In the abstract, of course, there are hard questions to ask about the scope and limit of deploying federal troops on domestic soil. Obviously the time for those questions isn’t right this instant, but it’s appalling that no one’s spent time figuring any of this out before now—especially when it was known for 40 years that the military takes a long time to deploy for civilian tragedies. And yes, as I said yesterday, now is the time for finger-pointing. Matthew Yglesias makes a similar argument today at Tapped, noting that the only thing that motivates politicians to put down the pork barrel and start looking at practical solutions to actual problems is fear. Now is certainly the time to make our elected officials fear for their political lives unless they do something.

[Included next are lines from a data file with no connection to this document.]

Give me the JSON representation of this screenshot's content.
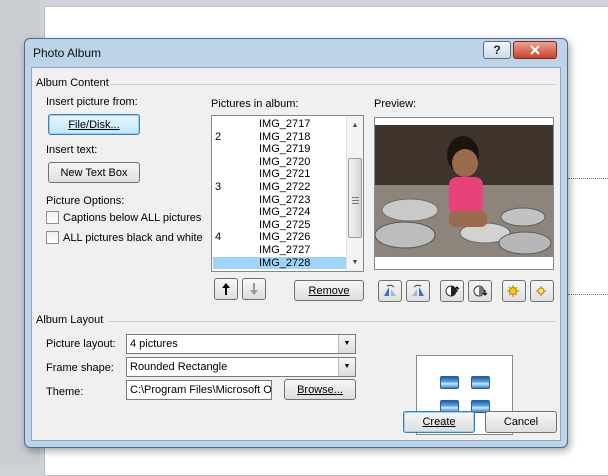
{
  "dialog": {
    "title": "Photo Album",
    "help_label": "?",
    "close_label": "x"
  },
  "album_content": {
    "group_label": "Album Content",
    "insert_picture_label": "Insert picture from:",
    "file_disk_button": "File/Disk...",
    "insert_text_label": "Insert text:",
    "new_text_box_button": "New Text Box",
    "picture_options_label": "Picture Options:",
    "captions_checkbox": {
      "label": "Captions below ALL pictures",
      "checked": false
    },
    "bw_checkbox": {
      "label": "ALL pictures black and white",
      "checked": false
    },
    "pictures_in_album_label": "Pictures in album:",
    "pictures": [
      {
        "num": "",
        "name": "IMG_2717"
      },
      {
        "num": "2",
        "name": "IMG_2718"
      },
      {
        "num": "",
        "name": "IMG_2719"
      },
      {
        "num": "",
        "name": "IMG_2720"
      },
      {
        "num": "",
        "name": "IMG_2721"
      },
      {
        "num": "3",
        "name": "IMG_2722"
      },
      {
        "num": "",
        "name": "IMG_2723"
      },
      {
        "num": "",
        "name": "IMG_2724"
      },
      {
        "num": "",
        "name": "IMG_2725"
      },
      {
        "num": "4",
        "name": "IMG_2726"
      },
      {
        "num": "",
        "name": "IMG_2727"
      },
      {
        "num": "",
        "name": "IMG_2728",
        "selected": true
      }
    ],
    "move_up_icon": "arrow-up-icon",
    "move_down_icon": "arrow-down-icon",
    "remove_button": "Remove",
    "preview_label": "Preview:",
    "preview_tools": [
      "rotate-left-icon",
      "rotate-right-icon",
      "contrast-up-icon",
      "contrast-down-icon",
      "brightness-up-icon",
      "brightness-down-icon"
    ]
  },
  "album_layout": {
    "group_label": "Album Layout",
    "picture_layout_label": "Picture layout:",
    "picture_layout_value": "4 pictures",
    "frame_shape_label": "Frame shape:",
    "frame_shape_value": "Rounded Rectangle",
    "theme_label": "Theme:",
    "theme_value": "C:\\Program Files\\Microsoft Of",
    "browse_button": "Browse..."
  },
  "buttons": {
    "create": "Create",
    "cancel": "Cancel"
  },
  "colors": {
    "dialog_frame": "#bcd3ea",
    "selection": "#9fd3f7",
    "close_button": "#c8432a"
  }
}
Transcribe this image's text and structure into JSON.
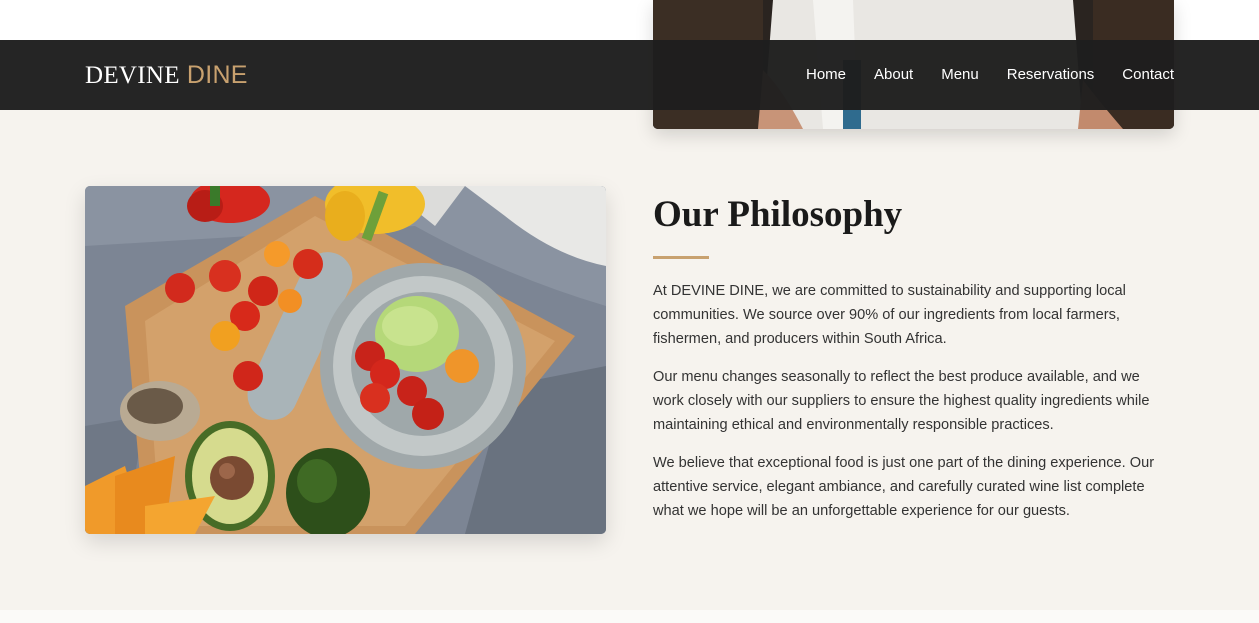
{
  "brand": {
    "name_primary": "DEVINE",
    "name_accent": "DINE"
  },
  "nav": {
    "items": [
      {
        "label": "Home"
      },
      {
        "label": "About"
      },
      {
        "label": "Menu"
      },
      {
        "label": "Reservations"
      },
      {
        "label": "Contact"
      }
    ]
  },
  "philosophy": {
    "title": "Our Philosophy",
    "paragraphs": [
      "At DEVINE DINE, we are committed to sustainability and supporting local communities. We source over 90% of our ingredients from local farmers, fishermen, and producers within South Africa.",
      "Our menu changes seasonally to reflect the best produce available, and we work closely with our suppliers to ensure the highest quality ingredients while maintaining ethical and environmentally responsible practices.",
      "We believe that exceptional food is just one part of the dining experience. Our attentive service, elegant ambiance, and carefully curated wine list complete what we hope will be an unforgettable experience for our guests."
    ]
  },
  "colors": {
    "accent": "#c8a16f",
    "navbar_bg": "#1e1e1e",
    "section_bg": "#f6f3ee",
    "text": "#333333",
    "title": "#1a1a1a"
  }
}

On the other hand, a politician frantically trying to appear like he or she is “doing something” always overdoes it, and as with Hurricane Andrew in 1992, the multi-billion dollar relief efforts Congress has just authorizing will probably end up stuffed with corporate handouts and political favors. It won’t be pretty. The same thing happened after 9/11, when Congress reacted to the bloodiest day in American history by setting up a Department of Homeland Security that was a boon for contractors, but mostly useless (as we’re now seeing) and presented the Republican Party an opportunity to do a little union-busting. Nevertheless, an imperfect process is better than no process at all, and hopefully all the current outrage at the federal government—and especially at a White House that has gutted FEMA—will spur people to take disasters a little more seriously.